En ello ponen énfasis los medios de comunicación y el común de los mortales nos hacemos eco miméticamente, sin mayores consideraciones. Más aún si los titulares se encargan de destacar que es ésa una de las cualidades más notables de estas tierras y de estas gentes, de este país confuso y confundido: todos en procesión con un rastrillo para quitar barro o vestidos de rosa para participar en una carrera con la que recaudar fondos para la investigación. Todos con la conciencia tranquila -otro tópico- y en paz, cargados de razones una vez más para cuestionar las insuficiencias de lo público y criticar la acción de los gobiernos, pero comulgando con quienes provocan esa insuficiencia o con quienes yerran directamente. O, peor todavía, con quienes se mofan de lo público y desdeñan el gobierno de lo común.
Tan codificadas tenemos en nuestros genes la caridad y la misericordia cristianas a base de décadas de predicación perpetua que no hay escapatoria. Como mucho, lo vestimos con un ropaje que nos parece más laico, incluso hasta más comunista, lo solidario, aunque mantenemos los mismos esquemas que la catolicidad nos ha grabado a fuego en nuestras almas perecederas. Por eso mismo se nombraron así, Solidaridad, los sindicatos católicos polacos o la rama laboral, por llamarlo de algún modo, de uno de nuestros partidos de extrema derecha. Anda que no saben…
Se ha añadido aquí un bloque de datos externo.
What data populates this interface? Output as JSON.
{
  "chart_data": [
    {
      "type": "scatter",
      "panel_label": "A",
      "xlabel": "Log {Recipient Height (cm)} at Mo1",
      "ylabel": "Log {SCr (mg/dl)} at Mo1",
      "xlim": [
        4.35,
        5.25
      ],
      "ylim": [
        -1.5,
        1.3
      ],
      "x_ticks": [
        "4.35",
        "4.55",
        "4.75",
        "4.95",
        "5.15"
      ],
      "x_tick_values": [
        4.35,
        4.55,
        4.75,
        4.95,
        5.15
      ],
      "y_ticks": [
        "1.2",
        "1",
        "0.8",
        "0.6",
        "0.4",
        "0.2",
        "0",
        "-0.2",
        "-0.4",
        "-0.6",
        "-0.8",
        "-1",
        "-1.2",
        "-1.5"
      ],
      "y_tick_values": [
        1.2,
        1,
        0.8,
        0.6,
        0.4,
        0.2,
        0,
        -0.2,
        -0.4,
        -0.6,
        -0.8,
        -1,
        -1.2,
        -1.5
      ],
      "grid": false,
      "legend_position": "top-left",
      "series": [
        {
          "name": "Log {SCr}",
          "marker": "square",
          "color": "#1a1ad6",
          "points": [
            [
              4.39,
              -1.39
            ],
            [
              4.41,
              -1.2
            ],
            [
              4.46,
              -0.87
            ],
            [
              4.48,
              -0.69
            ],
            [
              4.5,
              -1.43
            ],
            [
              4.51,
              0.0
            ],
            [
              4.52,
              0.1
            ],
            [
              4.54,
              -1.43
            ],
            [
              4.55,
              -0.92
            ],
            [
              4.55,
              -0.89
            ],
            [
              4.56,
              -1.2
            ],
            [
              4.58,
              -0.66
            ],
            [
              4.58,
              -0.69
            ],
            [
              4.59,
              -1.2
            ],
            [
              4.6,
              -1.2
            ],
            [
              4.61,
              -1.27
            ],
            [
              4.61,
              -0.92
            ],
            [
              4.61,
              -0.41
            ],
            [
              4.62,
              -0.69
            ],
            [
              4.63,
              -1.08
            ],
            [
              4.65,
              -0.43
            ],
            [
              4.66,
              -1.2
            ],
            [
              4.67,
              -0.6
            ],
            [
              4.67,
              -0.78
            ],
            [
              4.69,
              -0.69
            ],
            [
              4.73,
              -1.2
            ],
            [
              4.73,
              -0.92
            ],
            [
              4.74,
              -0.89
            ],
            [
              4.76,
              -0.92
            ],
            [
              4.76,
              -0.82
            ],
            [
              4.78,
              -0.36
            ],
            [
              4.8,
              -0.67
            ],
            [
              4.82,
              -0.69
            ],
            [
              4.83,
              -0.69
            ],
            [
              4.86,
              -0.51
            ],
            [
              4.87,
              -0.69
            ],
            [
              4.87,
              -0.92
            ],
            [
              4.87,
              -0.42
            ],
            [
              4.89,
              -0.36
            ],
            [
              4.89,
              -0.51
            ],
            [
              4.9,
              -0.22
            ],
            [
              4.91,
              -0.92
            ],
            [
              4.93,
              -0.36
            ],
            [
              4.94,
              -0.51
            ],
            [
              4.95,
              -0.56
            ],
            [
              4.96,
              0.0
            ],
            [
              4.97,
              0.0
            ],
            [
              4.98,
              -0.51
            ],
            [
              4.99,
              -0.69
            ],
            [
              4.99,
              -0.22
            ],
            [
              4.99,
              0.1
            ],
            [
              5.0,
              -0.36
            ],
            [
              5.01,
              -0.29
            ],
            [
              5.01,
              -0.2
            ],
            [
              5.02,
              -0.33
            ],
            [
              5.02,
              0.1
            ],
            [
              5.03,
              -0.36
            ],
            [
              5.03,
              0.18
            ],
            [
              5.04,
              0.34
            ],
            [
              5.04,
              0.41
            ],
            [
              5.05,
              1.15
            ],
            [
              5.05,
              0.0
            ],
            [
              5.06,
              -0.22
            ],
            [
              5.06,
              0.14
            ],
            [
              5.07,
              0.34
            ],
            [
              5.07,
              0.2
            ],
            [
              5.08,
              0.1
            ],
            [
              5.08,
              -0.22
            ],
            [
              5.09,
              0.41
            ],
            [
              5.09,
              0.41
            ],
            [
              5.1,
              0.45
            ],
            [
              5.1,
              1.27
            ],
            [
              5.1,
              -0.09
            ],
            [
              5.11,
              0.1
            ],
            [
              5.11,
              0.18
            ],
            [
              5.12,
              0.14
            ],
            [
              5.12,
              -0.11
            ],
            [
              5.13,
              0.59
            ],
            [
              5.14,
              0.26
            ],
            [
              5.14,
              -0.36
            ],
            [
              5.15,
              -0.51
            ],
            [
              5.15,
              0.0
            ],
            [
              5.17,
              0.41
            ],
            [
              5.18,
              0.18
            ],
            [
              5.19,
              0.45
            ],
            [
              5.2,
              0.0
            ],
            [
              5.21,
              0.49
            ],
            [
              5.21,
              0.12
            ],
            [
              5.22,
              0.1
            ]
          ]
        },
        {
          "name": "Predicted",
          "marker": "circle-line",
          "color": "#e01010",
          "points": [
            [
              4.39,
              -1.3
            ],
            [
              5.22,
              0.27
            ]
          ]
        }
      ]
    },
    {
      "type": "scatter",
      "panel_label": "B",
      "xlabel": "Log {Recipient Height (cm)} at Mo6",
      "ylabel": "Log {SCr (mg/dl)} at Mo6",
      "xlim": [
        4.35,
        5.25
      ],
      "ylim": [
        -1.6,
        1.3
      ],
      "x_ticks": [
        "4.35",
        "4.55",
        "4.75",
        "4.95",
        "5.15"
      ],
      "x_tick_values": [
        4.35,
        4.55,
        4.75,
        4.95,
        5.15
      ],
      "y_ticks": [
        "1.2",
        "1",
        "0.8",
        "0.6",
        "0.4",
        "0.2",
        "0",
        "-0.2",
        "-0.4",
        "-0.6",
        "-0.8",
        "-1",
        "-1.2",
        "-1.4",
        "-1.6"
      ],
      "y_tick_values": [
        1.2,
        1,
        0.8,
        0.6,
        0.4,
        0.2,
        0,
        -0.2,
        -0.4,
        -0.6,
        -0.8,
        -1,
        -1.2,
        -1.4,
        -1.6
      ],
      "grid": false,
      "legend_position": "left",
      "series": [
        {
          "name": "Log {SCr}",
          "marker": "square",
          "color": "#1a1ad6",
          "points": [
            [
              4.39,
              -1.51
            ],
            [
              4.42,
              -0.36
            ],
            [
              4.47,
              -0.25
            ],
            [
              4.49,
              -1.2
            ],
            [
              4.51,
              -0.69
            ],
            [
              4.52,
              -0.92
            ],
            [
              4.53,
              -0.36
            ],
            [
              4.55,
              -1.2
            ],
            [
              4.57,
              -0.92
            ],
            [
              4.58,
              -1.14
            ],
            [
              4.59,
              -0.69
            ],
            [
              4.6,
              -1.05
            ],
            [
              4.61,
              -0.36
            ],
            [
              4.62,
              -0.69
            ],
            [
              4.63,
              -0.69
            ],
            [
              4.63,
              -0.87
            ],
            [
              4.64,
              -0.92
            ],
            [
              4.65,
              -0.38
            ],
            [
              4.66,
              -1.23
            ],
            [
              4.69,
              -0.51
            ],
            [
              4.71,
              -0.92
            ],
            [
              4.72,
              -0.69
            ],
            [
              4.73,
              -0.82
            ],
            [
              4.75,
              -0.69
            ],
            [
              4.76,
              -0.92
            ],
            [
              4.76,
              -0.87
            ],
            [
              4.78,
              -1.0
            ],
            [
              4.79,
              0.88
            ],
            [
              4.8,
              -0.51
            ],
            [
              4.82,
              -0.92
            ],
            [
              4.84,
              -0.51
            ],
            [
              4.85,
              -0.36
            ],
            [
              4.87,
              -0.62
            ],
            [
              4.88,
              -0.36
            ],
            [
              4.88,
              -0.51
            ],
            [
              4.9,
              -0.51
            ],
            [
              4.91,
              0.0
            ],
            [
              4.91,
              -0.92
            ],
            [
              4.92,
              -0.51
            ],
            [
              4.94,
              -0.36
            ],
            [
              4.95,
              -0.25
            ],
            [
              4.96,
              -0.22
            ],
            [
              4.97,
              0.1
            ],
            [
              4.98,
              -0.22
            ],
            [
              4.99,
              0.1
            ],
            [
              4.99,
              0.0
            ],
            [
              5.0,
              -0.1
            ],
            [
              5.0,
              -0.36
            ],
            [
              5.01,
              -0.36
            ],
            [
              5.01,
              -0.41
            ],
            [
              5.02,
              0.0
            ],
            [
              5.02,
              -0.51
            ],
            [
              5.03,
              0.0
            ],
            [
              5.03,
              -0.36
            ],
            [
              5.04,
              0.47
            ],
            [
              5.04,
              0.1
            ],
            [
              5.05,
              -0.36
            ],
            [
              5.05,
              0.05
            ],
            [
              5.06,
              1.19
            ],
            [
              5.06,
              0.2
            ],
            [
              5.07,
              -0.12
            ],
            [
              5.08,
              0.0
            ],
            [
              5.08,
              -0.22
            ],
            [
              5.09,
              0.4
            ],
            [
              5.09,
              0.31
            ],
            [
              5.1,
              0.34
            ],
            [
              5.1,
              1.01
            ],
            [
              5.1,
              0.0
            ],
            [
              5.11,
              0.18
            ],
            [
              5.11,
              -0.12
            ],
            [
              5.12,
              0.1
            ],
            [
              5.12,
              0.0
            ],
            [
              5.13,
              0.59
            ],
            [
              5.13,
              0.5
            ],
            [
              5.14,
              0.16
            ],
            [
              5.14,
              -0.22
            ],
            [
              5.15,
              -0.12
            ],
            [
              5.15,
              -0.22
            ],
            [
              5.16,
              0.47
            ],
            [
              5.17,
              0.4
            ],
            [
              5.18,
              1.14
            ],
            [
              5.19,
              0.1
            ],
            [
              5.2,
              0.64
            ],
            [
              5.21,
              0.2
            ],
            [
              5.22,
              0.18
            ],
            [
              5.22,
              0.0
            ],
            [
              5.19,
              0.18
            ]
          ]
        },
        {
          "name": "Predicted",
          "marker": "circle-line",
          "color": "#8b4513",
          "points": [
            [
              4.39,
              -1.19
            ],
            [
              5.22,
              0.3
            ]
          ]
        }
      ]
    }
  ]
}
Yo estoy en contra de la solidaridad y a favor de la justicia social, lo cual no quiere decir que renuncie a mis obligaciones con otros indeterminados cuando así lo exigen las circunstancias. No otro es a mi modo de ver, sólo a mi modo de ver y al de quienes quieran coincidir, el planteamiento, así en la catástrofe como en la enfermedad. Rastrillos y camisetas son paños calientes, una fórmula light y prêt-à-porter del compromiso social, aunque transitoriamente ocupen portadas y reciban elogios.